In the 1980’s Jacksonville’s electorate became remarkably racially polarized and white voters began shifting towards the GOP en masse even at the local level before most southern cities. While it took a long time for voter registration among whites to shift to the GOP, by the late 1980’s Jacksonville had only a few white Democrats left in office and by the mid 1990’s virtually none were left. The city also became a place where candidates associated with big business and the insurance industry could thrive.
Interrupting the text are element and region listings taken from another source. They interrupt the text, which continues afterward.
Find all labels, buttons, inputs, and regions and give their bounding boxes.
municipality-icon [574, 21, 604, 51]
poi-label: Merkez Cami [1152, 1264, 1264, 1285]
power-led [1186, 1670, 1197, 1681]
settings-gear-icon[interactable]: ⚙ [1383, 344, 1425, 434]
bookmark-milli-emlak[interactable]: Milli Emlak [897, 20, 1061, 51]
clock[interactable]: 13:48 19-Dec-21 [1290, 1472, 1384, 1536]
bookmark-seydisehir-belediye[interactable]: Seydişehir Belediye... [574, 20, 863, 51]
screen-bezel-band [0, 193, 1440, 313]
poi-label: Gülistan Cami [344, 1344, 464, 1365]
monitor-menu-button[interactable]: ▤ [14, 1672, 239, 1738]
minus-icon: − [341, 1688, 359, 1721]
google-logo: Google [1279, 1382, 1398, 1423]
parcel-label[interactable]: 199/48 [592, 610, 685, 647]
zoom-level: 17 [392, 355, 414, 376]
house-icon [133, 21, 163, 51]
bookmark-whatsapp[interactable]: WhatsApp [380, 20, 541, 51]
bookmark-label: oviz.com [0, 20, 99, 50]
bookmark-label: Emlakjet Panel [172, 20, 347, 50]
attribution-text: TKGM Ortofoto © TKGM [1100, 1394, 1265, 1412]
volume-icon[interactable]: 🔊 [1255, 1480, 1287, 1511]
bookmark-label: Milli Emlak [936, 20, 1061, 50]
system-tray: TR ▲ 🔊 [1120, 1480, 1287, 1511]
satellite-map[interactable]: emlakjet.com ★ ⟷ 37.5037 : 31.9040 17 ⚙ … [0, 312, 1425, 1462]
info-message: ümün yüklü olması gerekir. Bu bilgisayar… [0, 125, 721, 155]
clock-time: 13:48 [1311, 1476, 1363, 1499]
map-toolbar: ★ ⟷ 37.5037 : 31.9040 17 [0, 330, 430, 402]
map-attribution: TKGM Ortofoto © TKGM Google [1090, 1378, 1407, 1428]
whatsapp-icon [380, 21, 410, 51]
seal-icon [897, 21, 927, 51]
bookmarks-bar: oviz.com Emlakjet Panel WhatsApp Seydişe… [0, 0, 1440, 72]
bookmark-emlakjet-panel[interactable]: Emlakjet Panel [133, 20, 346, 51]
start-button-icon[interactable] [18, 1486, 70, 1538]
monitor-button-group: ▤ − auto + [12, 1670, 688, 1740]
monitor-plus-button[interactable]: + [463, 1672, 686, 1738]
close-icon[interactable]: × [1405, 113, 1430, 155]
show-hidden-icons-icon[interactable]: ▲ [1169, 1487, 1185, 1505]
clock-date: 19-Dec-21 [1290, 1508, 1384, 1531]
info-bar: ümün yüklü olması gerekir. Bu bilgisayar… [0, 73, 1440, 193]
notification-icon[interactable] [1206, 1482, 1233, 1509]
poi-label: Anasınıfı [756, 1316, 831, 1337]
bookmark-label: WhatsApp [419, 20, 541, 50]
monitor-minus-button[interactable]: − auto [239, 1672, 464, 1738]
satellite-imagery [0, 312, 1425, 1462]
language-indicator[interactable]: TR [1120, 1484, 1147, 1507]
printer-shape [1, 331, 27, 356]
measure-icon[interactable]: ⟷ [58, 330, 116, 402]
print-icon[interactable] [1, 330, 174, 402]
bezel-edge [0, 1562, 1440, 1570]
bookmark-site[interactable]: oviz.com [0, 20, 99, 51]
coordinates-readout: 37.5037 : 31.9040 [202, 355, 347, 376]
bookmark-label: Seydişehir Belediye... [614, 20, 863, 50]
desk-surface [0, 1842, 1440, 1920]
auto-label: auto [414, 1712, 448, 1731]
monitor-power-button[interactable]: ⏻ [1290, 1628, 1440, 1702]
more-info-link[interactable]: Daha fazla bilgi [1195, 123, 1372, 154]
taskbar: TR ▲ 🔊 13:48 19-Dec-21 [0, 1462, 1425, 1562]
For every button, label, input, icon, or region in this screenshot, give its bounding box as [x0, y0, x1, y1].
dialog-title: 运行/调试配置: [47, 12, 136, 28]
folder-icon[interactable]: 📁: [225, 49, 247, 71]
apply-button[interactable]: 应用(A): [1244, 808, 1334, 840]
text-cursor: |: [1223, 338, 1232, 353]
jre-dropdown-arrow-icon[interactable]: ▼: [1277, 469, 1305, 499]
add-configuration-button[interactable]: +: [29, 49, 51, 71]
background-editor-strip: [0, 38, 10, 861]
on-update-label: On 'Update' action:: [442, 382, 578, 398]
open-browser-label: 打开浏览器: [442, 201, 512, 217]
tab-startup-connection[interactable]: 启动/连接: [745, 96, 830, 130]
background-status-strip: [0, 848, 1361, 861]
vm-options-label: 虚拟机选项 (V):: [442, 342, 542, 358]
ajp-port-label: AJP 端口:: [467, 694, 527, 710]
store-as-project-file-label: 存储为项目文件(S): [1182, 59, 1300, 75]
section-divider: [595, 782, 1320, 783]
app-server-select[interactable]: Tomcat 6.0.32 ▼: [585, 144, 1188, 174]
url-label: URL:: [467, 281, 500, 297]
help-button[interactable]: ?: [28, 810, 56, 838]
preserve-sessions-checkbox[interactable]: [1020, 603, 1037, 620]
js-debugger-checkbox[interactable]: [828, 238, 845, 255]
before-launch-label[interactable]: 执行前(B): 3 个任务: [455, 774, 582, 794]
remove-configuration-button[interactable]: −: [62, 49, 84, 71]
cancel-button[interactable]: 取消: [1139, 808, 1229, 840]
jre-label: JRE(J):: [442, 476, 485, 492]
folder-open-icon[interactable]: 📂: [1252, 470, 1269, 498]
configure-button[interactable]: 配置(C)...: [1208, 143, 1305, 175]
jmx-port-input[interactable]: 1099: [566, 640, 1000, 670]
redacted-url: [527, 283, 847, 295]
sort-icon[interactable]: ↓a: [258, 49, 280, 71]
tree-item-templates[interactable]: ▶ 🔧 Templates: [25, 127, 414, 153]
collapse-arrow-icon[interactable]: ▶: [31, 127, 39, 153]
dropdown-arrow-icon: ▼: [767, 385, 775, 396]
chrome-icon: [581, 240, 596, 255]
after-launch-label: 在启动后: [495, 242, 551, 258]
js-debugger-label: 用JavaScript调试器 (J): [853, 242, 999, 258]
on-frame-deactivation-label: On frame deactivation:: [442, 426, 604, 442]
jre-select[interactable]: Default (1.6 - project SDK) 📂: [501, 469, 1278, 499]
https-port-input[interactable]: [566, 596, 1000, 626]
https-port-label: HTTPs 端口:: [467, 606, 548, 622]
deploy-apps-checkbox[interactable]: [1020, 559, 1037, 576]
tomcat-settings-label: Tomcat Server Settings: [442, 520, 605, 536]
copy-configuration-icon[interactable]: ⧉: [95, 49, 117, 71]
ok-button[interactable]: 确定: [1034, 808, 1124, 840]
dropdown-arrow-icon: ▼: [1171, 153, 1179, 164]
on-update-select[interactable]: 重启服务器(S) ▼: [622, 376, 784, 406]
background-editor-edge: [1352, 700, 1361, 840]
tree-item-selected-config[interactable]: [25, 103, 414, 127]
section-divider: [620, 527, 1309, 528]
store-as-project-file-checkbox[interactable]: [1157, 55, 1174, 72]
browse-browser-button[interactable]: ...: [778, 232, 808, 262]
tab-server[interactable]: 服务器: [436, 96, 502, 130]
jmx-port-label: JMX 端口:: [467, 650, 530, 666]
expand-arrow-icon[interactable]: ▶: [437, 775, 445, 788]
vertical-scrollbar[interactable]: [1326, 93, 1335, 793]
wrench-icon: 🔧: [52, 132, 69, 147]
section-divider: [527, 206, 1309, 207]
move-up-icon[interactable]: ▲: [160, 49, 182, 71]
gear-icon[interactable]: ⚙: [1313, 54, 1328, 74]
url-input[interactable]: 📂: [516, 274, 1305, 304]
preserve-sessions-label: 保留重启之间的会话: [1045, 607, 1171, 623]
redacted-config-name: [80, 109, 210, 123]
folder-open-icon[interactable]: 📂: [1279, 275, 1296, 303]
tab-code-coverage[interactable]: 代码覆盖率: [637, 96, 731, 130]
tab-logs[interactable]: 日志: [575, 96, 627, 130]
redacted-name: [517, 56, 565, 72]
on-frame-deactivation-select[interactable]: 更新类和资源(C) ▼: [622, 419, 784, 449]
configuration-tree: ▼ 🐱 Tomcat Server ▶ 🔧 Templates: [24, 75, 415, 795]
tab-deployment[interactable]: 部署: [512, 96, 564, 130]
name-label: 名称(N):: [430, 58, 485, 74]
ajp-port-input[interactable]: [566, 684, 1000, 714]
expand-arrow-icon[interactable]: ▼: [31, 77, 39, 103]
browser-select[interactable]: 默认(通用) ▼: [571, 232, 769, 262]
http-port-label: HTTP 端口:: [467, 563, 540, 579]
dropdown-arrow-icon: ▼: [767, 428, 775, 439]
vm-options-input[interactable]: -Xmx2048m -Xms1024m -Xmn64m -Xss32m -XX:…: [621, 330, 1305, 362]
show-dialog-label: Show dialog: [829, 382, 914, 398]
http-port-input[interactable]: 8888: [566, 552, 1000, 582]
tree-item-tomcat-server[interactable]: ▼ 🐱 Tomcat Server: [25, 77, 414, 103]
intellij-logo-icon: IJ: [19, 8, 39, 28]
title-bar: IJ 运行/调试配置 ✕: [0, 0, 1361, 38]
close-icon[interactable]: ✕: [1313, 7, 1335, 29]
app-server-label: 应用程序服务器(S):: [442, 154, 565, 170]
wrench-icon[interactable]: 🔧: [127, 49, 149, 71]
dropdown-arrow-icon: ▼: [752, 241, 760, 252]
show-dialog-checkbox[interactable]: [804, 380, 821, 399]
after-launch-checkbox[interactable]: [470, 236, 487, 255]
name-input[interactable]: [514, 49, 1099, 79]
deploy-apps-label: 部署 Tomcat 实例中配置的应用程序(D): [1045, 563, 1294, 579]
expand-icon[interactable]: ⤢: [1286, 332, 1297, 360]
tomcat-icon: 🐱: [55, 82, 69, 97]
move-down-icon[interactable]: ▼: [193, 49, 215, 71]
But here is what has happened in Jacksonville since 1995 – Nat Glover’s 1995 election as Sheriff allowed the city to overcome some of its racial demons while Mayor John Delaney also elected that year provided a more responsible and governing style of conservatism than what many Republicans wanted. Younger, trendy white communities like the Riverside area have become more progressive and provide a base for Democratic candidates.
Jacksonville isn’t quite like the other urban areas of the state yet, but the demographic shifts and changes in attitudes that have taken place make the city a potential problem for Republicans. Brown’s strong showing in Tuesday’s Primary indicates that Jacksonville is well on its way to becoming a permanently competitive two-party city. If the Mayor can hang on to his office come May, the Democrats will have made an area Republicans must win in much more volatile electorally.